The drunken man escapes from the nurse and comes out into the hall where you stand as he approaches. He bumps your shoulder hard and turns to sneer at you, “You gotta problem?” as he grabs you by the collar. You take his wrist in your hands and with your special power you send a pulse through his body that stops his heart. One of his eyes crosses to the side and with a gentle push he slumps into the bench where you sat a moment ago. The young man has gone. A nurse comes out to see the drunken man and discovers he is unresponsive and has no pulse. She calls for the doctor who comes rushing out and with shock finds the man is dead. You look around for the young man but he is no where to be seen. You were tricked. He has reneged on his part of the deal.
But then you see the boy in the emergency room sit up suddenly. His parents jump and gently place their hands on him for support. “Are you OK?” they ask. “Yeah, I feel fine.” The parents burst into tears of relief and thank God for the miracle.
You discover soon after that all children in the children’s ward have suddenly become healed of broken bones and other injuries. “It doesn’t hurt anymore,” a little girl cries out as she stands on her cast-bound leg. The young man did keep his promise. At the cost of one reckless soul an innocent boy’s life was spared and many other children were healed of their injuries. All because you agreed to kill a man.

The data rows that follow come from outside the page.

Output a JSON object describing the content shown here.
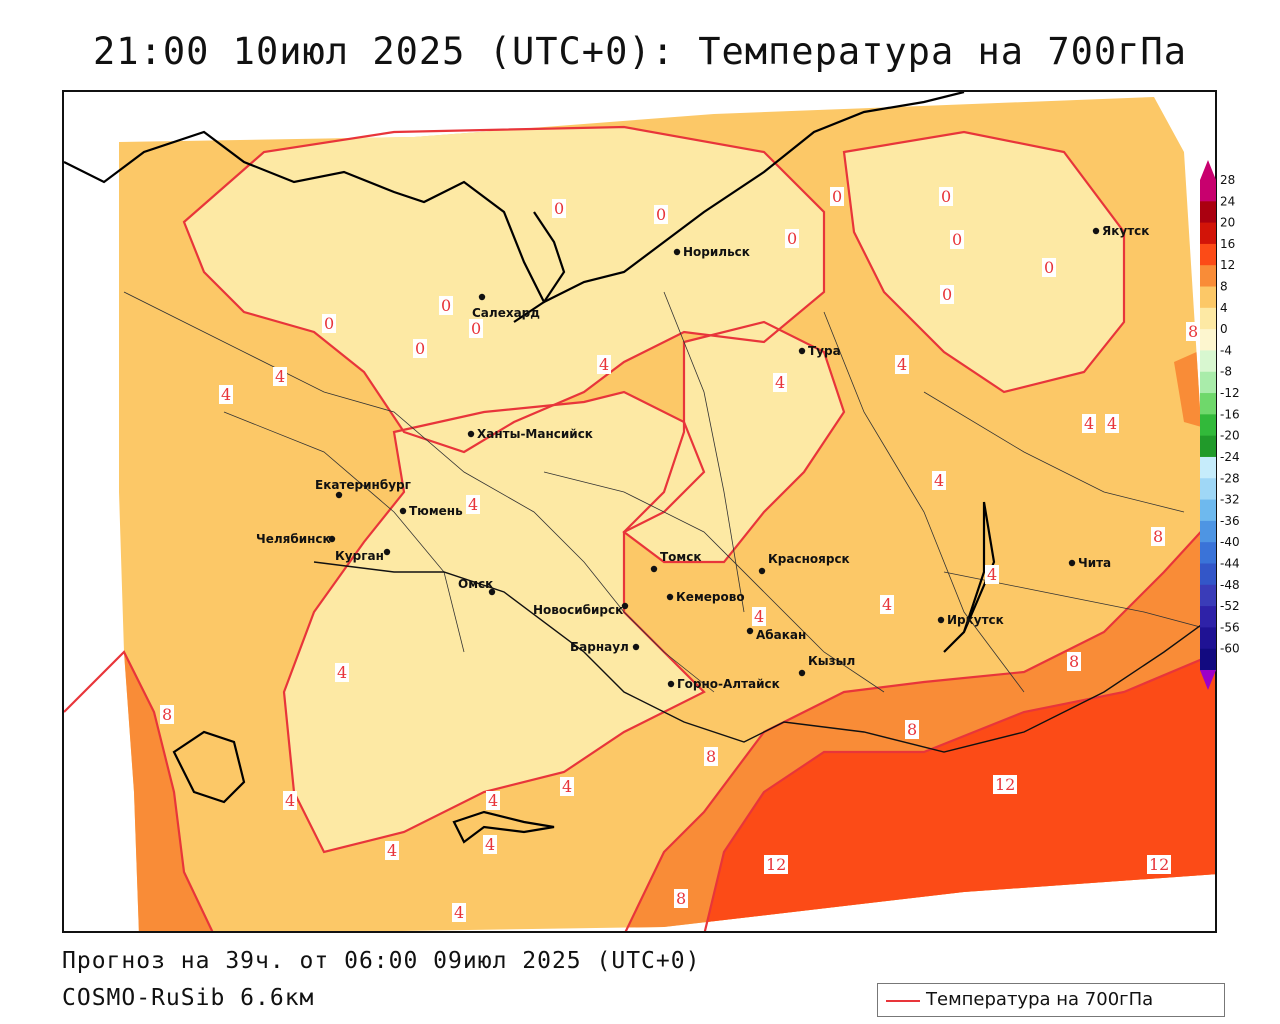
{
  "title": "21:00 10июл 2025 (UTC+0): Температура на 700гПа",
  "forecast": "Прогноз на 39ч. от 06:00 09июл 2025 (UTC+0)",
  "model": "COSMO-RuSib 6.6км",
  "legend_line_label": "Температура на 700гПа",
  "colors": {
    "contour": "#e8353a",
    "zone_0_4": "#fde9a4",
    "zone_4_8": "#fcc867",
    "zone_8_12": "#f98c37",
    "zone_12_16": "#fc4b17",
    "coast": "#000000"
  },
  "colorbar": [
    {
      "label": "28",
      "color": "#c8006e"
    },
    {
      "label": "24",
      "color": "#aa0010"
    },
    {
      "label": "20",
      "color": "#d21408"
    },
    {
      "label": "16",
      "color": "#fc4b17"
    },
    {
      "label": "12",
      "color": "#f98c37"
    },
    {
      "label": "8",
      "color": "#fcc867"
    },
    {
      "label": "4",
      "color": "#fde9a4"
    },
    {
      "label": "0",
      "color": "#fdf6cf"
    },
    {
      "label": "-4",
      "color": "#d8f7d0"
    },
    {
      "label": "-8",
      "color": "#a9ecaa"
    },
    {
      "label": "-12",
      "color": "#6fd86b"
    },
    {
      "label": "-16",
      "color": "#32b93a"
    },
    {
      "label": "-20",
      "color": "#219a2a"
    },
    {
      "label": "-24",
      "color": "#c6ecfb"
    },
    {
      "label": "-28",
      "color": "#9fd7f6"
    },
    {
      "label": "-32",
      "color": "#6eb9ee"
    },
    {
      "label": "-36",
      "color": "#4e95e3"
    },
    {
      "label": "-40",
      "color": "#3a73d8"
    },
    {
      "label": "-44",
      "color": "#3356c8"
    },
    {
      "label": "-48",
      "color": "#3a3cb8"
    },
    {
      "label": "-52",
      "color": "#2e22a8"
    },
    {
      "label": "-56",
      "color": "#1f1294"
    },
    {
      "label": "-60",
      "color": "#120a80"
    }
  ],
  "cities": [
    {
      "name": "Якутск"
    },
    {
      "name": "Норильск"
    },
    {
      "name": "Салехард"
    },
    {
      "name": "Тура"
    },
    {
      "name": "Ханты-Мансийск"
    },
    {
      "name": "Екатеринбург"
    },
    {
      "name": "Тюмень"
    },
    {
      "name": "Челябинск"
    },
    {
      "name": "Курган"
    },
    {
      "name": "Омск"
    },
    {
      "name": "Новосибирск"
    },
    {
      "name": "Томск"
    },
    {
      "name": "Кемерово"
    },
    {
      "name": "Красноярск"
    },
    {
      "name": "Абакан"
    },
    {
      "name": "Барнаул"
    },
    {
      "name": "Горно-Алтайск"
    },
    {
      "name": "Кызыл"
    },
    {
      "name": "Иркутск"
    },
    {
      "name": "Чита"
    }
  ],
  "contour_labels": [
    "0",
    "0",
    "0",
    "0",
    "0",
    "0",
    "0",
    "0",
    "0",
    "0",
    "0",
    "0",
    "4",
    "4",
    "4",
    "4",
    "4",
    "4",
    "4",
    "4",
    "4",
    "4",
    "4",
    "4",
    "4",
    "4",
    "4",
    "4",
    "4",
    "4",
    "4",
    "8",
    "8",
    "8",
    "8",
    "8",
    "8",
    "8",
    "12",
    "12",
    "12"
  ]
}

This was the end of the second episode of a Japanese drama that airs on Fridays. I thought the moral question here was interesting, so I will ask it here:
If you had the power to kill and someone you knew had the power to heal, would you agree to kill someone with your power in order to have him heal someone? Let’s take it a step further and say that he can only heal someone, that is save them from death, if you kill someone. It must be an exchange of a life for a life. It didn’t matter whom you killed, just as long as someone died. How many people would you be able to help save?